Days were as hectic as usual. Except that it was really 24hr. I slept for three hours in a spread for 48hours, Due to the taxing assignments and all. One more marathon for the week and i am done. Currently with no bookings made upon my august, except for some draft dates and work.
Three weeks of study break. Weird. I really hope to pass and score all the modules this semester so i can make it for the next at a whole new level. I really need some sleep man. Gawd.
-Woke from class room nap -
Feeling really weird in my tummy. Should be my food. Args.
I really kinda miss the days in the young. In my white dress running around. Fulfilling my own desires and dreams, of birth days and fantasy. And yet, at the end of the day you go home and face the dull done reality.
Having dance practice later, my knee hurts, i think it is being positioned weird. Oh.
I hope it gets better later and well i hope it goes back to position too.
Almost a week with my cousin. Like devoting time with a person and time isn't enough.
It was fun and all, with chattering(s) and long walks.
Had subway consecutively like really. So i guess i won't be craving much of it for these days and prolly up to a week. Before i go subway goo goo again.
I am having distance with people around. Somehow it don't hurt or affect me as much anymore, prolly it is more hurting in the memory than of experiencing it. I don't know if it is a good thing, but perhaps not a bad one too.
Yesterday, was a shagged out day. Though really enjoyable because it was with Geminis'.
Yeah. Biased. Whatever. Had long debates and talk. It was all good. A relief and outburst of sudden moments in life and i start to really feel better already. Though there were plentiful of them still buried within the depth but it will begone like how my conscious want too, and unconsciously keeping it.
People experience whole lot of thing, and really i am grateful for the fact that the one emotion that my body first use is crying. It is prolly the one that most people don't want to use it, or use it manipulative.
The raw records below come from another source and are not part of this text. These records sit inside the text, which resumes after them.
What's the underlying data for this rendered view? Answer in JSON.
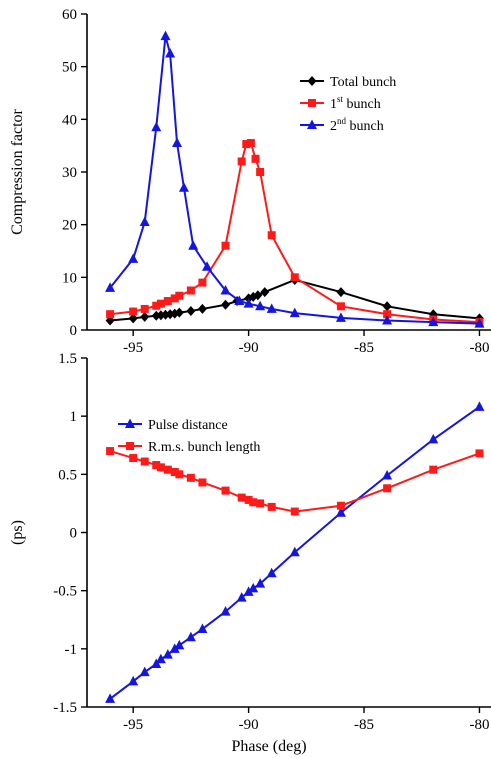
{
  "colors": {
    "total": "#000000",
    "first": "#ff1a1a",
    "second": "#1515e0"
  },
  "chart_data": [
    {
      "type": "line",
      "title": "",
      "xlabel": "",
      "ylabel": "Compression factor",
      "xlim": [
        -97,
        -79.5
      ],
      "ylim": [
        0,
        60
      ],
      "xticks": [
        -95,
        -90,
        -85,
        -80
      ],
      "xtick_labels": [
        "-95",
        "-90",
        "-85",
        "-80"
      ],
      "yticks": [
        0,
        10,
        20,
        30,
        40,
        50,
        60
      ],
      "ytick_labels": [
        "0",
        "10",
        "20",
        "30",
        "40",
        "50",
        "60"
      ],
      "grid": false,
      "legend_position": "top-right",
      "series": [
        {
          "name": "Total bunch",
          "legend_main": "Total bunch",
          "legend_sup": "",
          "legend_tail": "",
          "marker": "diamond",
          "color": "#000000",
          "x": [
            -96,
            -95,
            -94.5,
            -94,
            -93.8,
            -93.6,
            -93.4,
            -93.2,
            -93,
            -92.5,
            -92,
            -91,
            -90.5,
            -90,
            -89.8,
            -89.6,
            -89.3,
            -88,
            -86,
            -84,
            -82,
            -80
          ],
          "y": [
            1.8,
            2.2,
            2.5,
            2.7,
            2.8,
            2.9,
            3.0,
            3.1,
            3.3,
            3.6,
            4.0,
            4.8,
            5.5,
            6.0,
            6.3,
            6.6,
            7.2,
            9.5,
            7.2,
            4.5,
            3.0,
            2.2
          ]
        },
        {
          "name": "1st bunch",
          "legend_main": "1",
          "legend_sup": "st",
          "legend_tail": " bunch",
          "marker": "square",
          "color": "#ff1a1a",
          "x": [
            -96,
            -95,
            -94.5,
            -94,
            -93.8,
            -93.5,
            -93.2,
            -93,
            -92.5,
            -92,
            -91,
            -90.3,
            -90.1,
            -89.9,
            -89.7,
            -89.5,
            -89,
            -88,
            -86,
            -84,
            -82,
            -80
          ],
          "y": [
            3.0,
            3.5,
            4.0,
            4.6,
            5.0,
            5.5,
            6.0,
            6.5,
            7.5,
            9.0,
            16.0,
            32.0,
            35.3,
            35.5,
            32.5,
            30.0,
            18.0,
            10.0,
            4.5,
            3.0,
            2.0,
            1.5
          ]
        },
        {
          "name": "2nd bunch",
          "legend_main": "2",
          "legend_sup": "nd",
          "legend_tail": " bunch",
          "marker": "triangle",
          "color": "#1515e0",
          "x": [
            -96,
            -95,
            -94.5,
            -94,
            -93.6,
            -93.4,
            -93.1,
            -92.8,
            -92.4,
            -91.8,
            -91,
            -90.4,
            -90,
            -89.5,
            -89,
            -88,
            -86,
            -84,
            -82,
            -80
          ],
          "y": [
            8.0,
            13.5,
            20.5,
            38.5,
            55.8,
            52.5,
            35.5,
            27.0,
            16.0,
            12.0,
            7.5,
            5.5,
            5.0,
            4.5,
            4.0,
            3.2,
            2.3,
            1.8,
            1.5,
            1.2
          ]
        }
      ]
    },
    {
      "type": "line",
      "title": "",
      "xlabel": "Phase (deg)",
      "ylabel": "(ps)",
      "xlim": [
        -97,
        -79.5
      ],
      "ylim": [
        -1.5,
        1.5
      ],
      "xticks": [
        -95,
        -90,
        -85,
        -80
      ],
      "xtick_labels": [
        "-95",
        "-90",
        "-85",
        "-80"
      ],
      "yticks": [
        -1.5,
        -1,
        -0.5,
        0,
        0.5,
        1,
        1.5
      ],
      "ytick_labels": [
        "-1.5",
        "-1",
        "-0.5",
        "0",
        "0.5",
        "1",
        "1.5"
      ],
      "grid": false,
      "legend_position": "top-left",
      "series": [
        {
          "name": "Pulse distance",
          "legend_main": "Pulse distance",
          "legend_sup": "",
          "legend_tail": "",
          "marker": "triangle",
          "color": "#1515e0",
          "x": [
            -96,
            -95,
            -94.5,
            -94,
            -93.8,
            -93.5,
            -93.2,
            -93,
            -92.5,
            -92,
            -91,
            -90.3,
            -90,
            -89.8,
            -89.5,
            -89,
            -88,
            -86,
            -84,
            -82,
            -80
          ],
          "y": [
            -1.43,
            -1.28,
            -1.2,
            -1.13,
            -1.09,
            -1.05,
            -1.0,
            -0.97,
            -0.9,
            -0.83,
            -0.68,
            -0.56,
            -0.51,
            -0.48,
            -0.44,
            -0.35,
            -0.17,
            0.17,
            0.49,
            0.8,
            1.08
          ]
        },
        {
          "name": "R.m.s. bunch length",
          "legend_main": "R.m.s. bunch length",
          "legend_sup": "",
          "legend_tail": "",
          "marker": "square",
          "color": "#ff1a1a",
          "x": [
            -96,
            -95,
            -94.5,
            -94,
            -93.8,
            -93.5,
            -93.2,
            -93,
            -92.5,
            -92,
            -91,
            -90.3,
            -90,
            -89.8,
            -89.5,
            -89,
            -88,
            -86,
            -84,
            -82,
            -80
          ],
          "y": [
            0.7,
            0.64,
            0.61,
            0.58,
            0.56,
            0.54,
            0.52,
            0.5,
            0.47,
            0.43,
            0.36,
            0.3,
            0.28,
            0.26,
            0.25,
            0.22,
            0.18,
            0.23,
            0.38,
            0.54,
            0.68
          ]
        }
      ]
    }
  ]
}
Sometimes i tried to control it. But maybe i should just let it be. That way i'd be happier. Class is over like centuries ago. Another class coming in. Gotta run like Million. :)
Loving something so far away. Loving someone that close in depth.
And loving somewhere that never exist.
p/s: You know, it will not be your smiles i will be captivated no more. But the ones around from people that i don't even know.